In its latest research note, real estate advisors Core said that over 480,000 sq ft of total office space was delivered in Q1, bringing the total Dubai Office stock to 107 million sq ft. 

“Over the remainder of 2022, we expect the much-anticipated Uptown 2020 in Jumeirah Lakes Towers, next phases of CommerCity and the first phase of the District 2020 office portfolio to be brought to market,” Core said.

“Over 2023, we expect One Zabeel, a mixed use development by Ithra and the second phase of the District 2020 office stock to comprise a major portion of the upcoming office supply.”

Meta, previously known as Facebook, opened its regional headquarters in Q1, while Visa had their purpose-built headquarters opening last year.

Many global firms relocating their employees and operations from Eastern Europe and Russia to the UAE is further cementing Dubai’s position as a global commercial and technology hub. 

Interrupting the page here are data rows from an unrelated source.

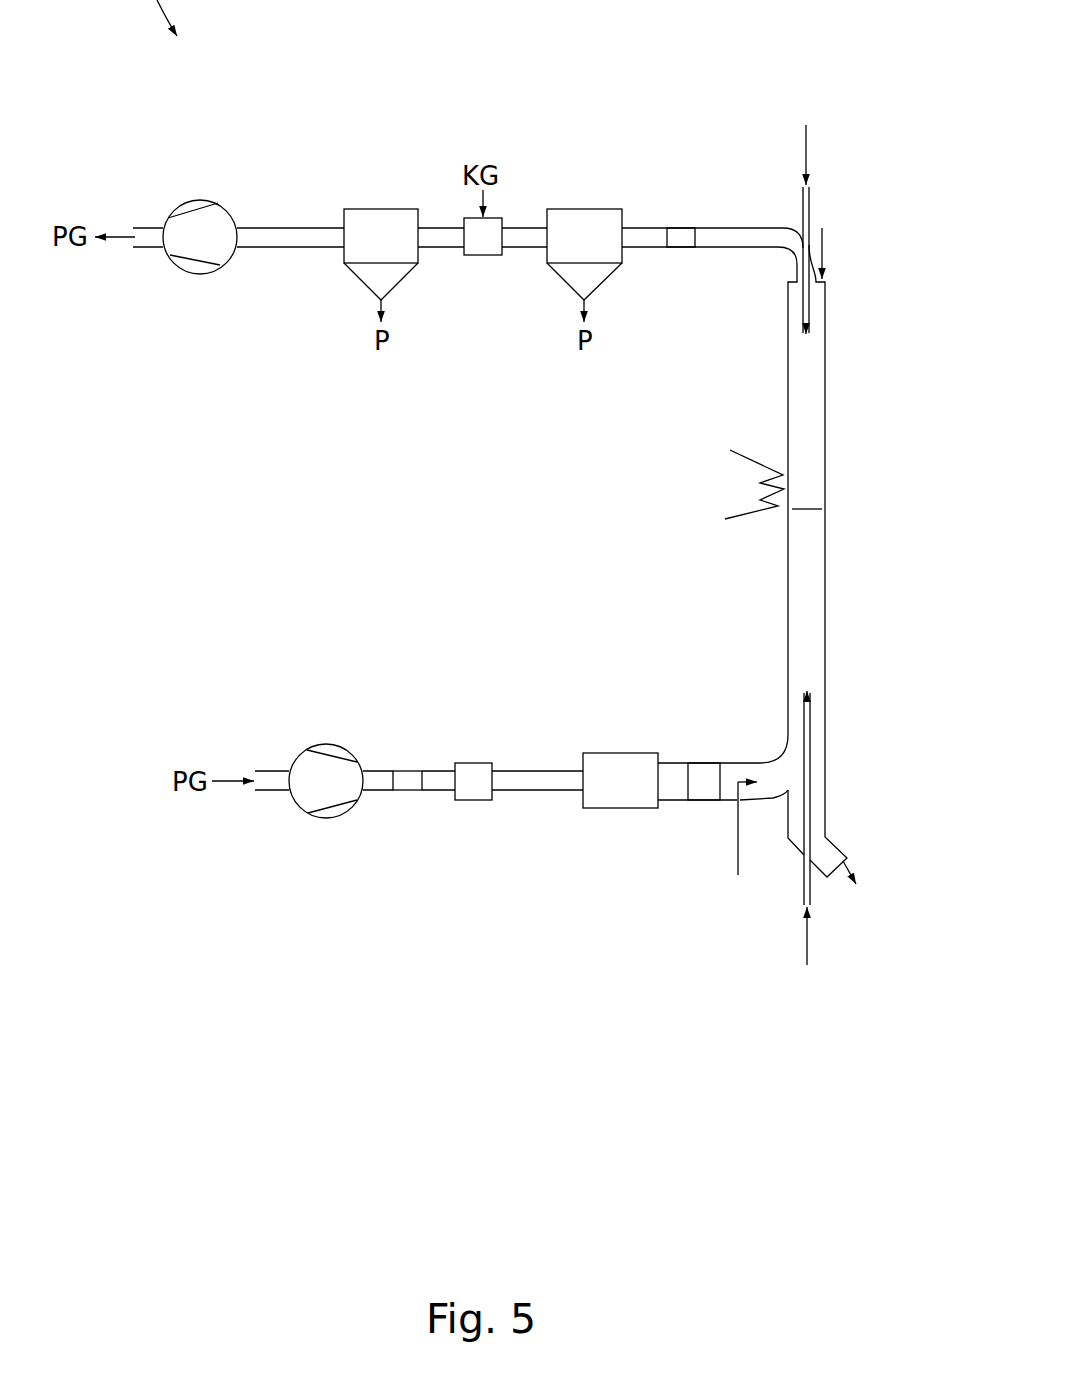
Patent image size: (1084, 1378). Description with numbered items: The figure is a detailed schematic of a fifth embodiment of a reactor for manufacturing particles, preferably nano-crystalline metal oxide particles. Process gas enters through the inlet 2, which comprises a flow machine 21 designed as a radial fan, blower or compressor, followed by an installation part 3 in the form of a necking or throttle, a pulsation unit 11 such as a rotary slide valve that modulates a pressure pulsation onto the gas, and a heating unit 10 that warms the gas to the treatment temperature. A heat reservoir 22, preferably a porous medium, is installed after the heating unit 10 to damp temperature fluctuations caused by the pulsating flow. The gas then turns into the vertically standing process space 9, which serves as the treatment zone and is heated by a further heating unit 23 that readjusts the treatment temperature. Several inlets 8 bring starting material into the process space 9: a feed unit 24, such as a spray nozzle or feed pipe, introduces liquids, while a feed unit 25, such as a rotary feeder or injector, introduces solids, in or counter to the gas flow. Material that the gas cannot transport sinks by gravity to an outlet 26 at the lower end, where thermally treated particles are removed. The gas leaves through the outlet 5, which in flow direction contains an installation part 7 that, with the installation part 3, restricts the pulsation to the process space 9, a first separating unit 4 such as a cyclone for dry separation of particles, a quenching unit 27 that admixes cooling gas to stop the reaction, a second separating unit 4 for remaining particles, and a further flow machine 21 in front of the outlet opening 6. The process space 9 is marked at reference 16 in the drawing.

The inlet 2 is at (423, 915).
The installation part 3 is at (407, 791).
The separating unit 4 is at (398, 208).
The outlet 5 is at (501, 99).
The outlet opening 6 is at (125, 226).
The installation part 7 is at (683, 226).
The inlet 8 is at (796, 209).
The process space 9 is at (826, 415).
The heating unit 10 is at (625, 752).
The pulsation unit 11 is at (474, 762).
The process chamber 16 is at (809, 497).
The flow machine 21 is at (196, 276).
The heat reservoir 22 is at (708, 762).
The further heating unit 23 is at (728, 491).
The feed unit 24 is at (812, 213).
The feed unit 25 is at (822, 240).
The outlet 26 is at (860, 858).
The quenching unit 27 is at (476, 257).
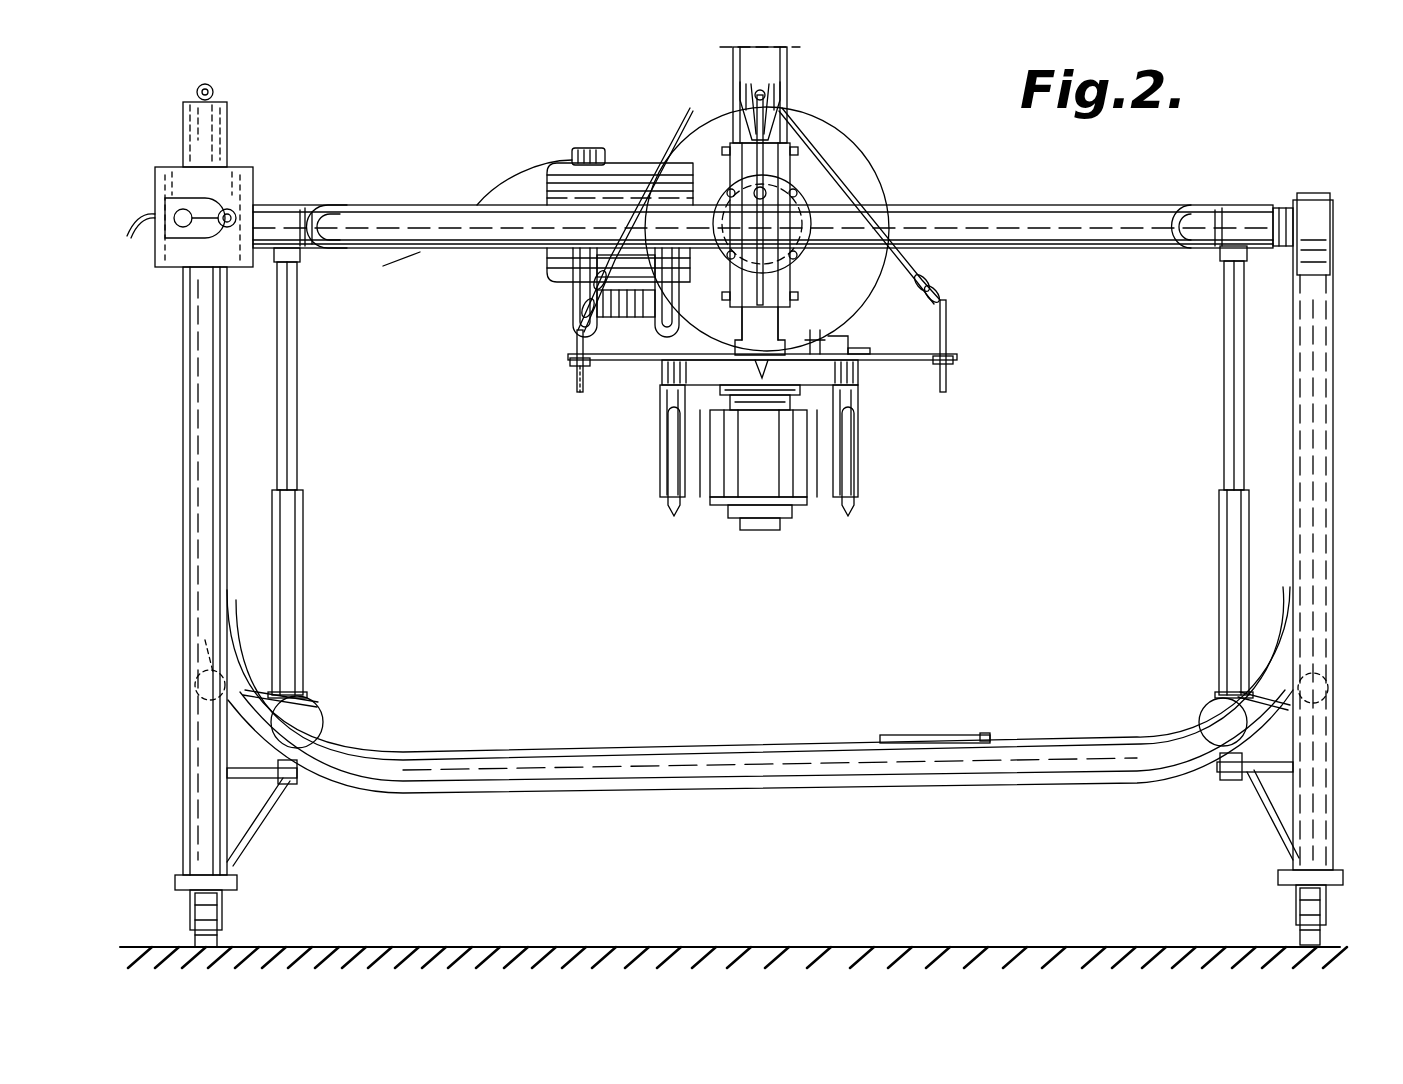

Core said in addition to 100 percent foreign ownership, ever-evolving visa reforms further attracting international talent, ease of doing business and the efficient management of the pandemic while keeping business continuity at the forefront have made many global occupiers flock to Dubai. 

Robert Thomas, head of agency at Core, said: “We have seen occupancy levels improve steadily over the last few quarters across both Grade A and Grade B stock with Q1 2022 city-wide occupancy levels at 81 percent, the highest it has been in the last five years.”

“A surge in enquiries is coming from EU/UK and other international markets wanting to expand in Dubai due to its favourable and open business environment.

“While hybrid workplace strategies are in place, most firms are bringing their employees back to the office and retaining existing spatial footprint.”